Vertrauensschutz bei Sanierungskonzept

von Lieb Rechtsanwälte

Der BGH hat mit Urteil vom 23.06.2022 (IX ZR 75/21) entschieden, dass ein Zahlungsempfänger, der im Vorfeld einer Insolvenz Zahlungen des Schuldners erhält und von einem Sanierungskonzept Kenntnis hat, grundsätzlich auf schlüssige Angaben des Schuldners oder des von ihm beauftragten Sanierungsberaters zum Sanierungskonzept vertrauen darf.

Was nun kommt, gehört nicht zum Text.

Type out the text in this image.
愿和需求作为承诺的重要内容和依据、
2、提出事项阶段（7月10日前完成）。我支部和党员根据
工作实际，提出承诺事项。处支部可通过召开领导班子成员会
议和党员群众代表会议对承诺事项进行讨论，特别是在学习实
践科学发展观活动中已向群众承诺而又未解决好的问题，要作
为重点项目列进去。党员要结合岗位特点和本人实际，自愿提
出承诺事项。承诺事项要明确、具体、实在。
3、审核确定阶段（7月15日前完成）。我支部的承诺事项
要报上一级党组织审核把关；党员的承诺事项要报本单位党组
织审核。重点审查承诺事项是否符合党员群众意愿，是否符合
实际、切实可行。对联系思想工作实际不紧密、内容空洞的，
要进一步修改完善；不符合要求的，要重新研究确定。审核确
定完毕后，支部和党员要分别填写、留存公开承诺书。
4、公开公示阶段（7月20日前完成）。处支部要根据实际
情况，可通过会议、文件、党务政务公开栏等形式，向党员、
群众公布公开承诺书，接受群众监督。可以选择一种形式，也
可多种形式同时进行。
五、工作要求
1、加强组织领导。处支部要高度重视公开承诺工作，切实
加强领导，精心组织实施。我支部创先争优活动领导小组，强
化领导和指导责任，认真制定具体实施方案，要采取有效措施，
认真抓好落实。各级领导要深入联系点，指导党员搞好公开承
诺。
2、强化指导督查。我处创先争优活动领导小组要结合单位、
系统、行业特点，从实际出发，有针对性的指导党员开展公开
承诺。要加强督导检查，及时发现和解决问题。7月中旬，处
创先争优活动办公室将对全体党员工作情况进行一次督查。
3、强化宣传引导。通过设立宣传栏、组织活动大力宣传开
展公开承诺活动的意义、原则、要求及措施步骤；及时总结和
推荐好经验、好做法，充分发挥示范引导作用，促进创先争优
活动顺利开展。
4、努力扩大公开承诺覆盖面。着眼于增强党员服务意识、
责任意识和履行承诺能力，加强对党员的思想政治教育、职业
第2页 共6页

Er soll nicht verpflichtet sein, die laufende Umsetzung des Konzepts zu überprüfen. Nach der Entscheidung soll der Vertrauensschutz nur entfallen, wenn er erhebliche Anhaltspunkte hat, dass er getäuscht werden soll, das Sanierungskonzept keine Aussicht auf Erfolg hat oder gescheitert ist.

Ein Insolvenzverwalter nahm einen Berater im Wege der Insolvenzanfechtung auf Rückzahlung von drei Zahlungen auf Vergütungsansprüche für die Prüfung von Jahres- und Konzernabschlüssen und Lage- und Konzernberichten für den Zeitraum Februar bis Mai 2014 nach § 133 Abs. 1 InsO (vorsätzliche Gläubigerbenachteiligung) in Anspruch.

Das Landgericht hat der Klage stattgegeben, die Berufung war nur in geringem Umfang erfolgreich. Die Revision führte zur Aufhebung und Zurückverweisung an das Berufungsgericht.

Für ihre Leistungen hatte die Anfechtungsgegnerin von der Schuldnerin im Februar, März und Mai 2014 die vom Insolvenzverwalter angefochtenen Zahlungen erhalten. Zum Zeitpunkt des Erhalts der Zahlungen stand fest, dass Maßnahmen eines Sanierungskonzeptes, das nicht die Anfechtungsgegnerin erstellt hatte, noch nicht umgesetzt worden waren. Die beklagte Anfechtungsgegnerin hatte in ihrer Eigenschaft als Beraterin im Januar 2014 selbst darauf hingewiesen, dass der Fortbestand der späteren Schuldnerin ohne weitere Maßnahmen gefährdet sei und das Konzept noch nicht vollständig umgesetzt worden war.

Der BGH führt aus, dass es bei Erhalt von Zahlungen auf der Grundlage eines schlüssigen Sanierungskonzeptes genüge, wenn der Anfechtungsgegner zur Widerlegung der Vermutung des Gläubigerbenachteiligungsvorsatzes des Schuldners konkrete Umstände darlegt und beweist, die es naheliegend erscheinen lassen, dass ihm der Gläubigerbenachteiligung Vorsatz im Hinblick auf den Sanierungsversuch unbekannt geblieben ist. Der BGH stellt allerdings klar, dass eine bloße Sanierungshoffnung nicht genügt. Es müsse der Erfolg aber nicht sicher sein.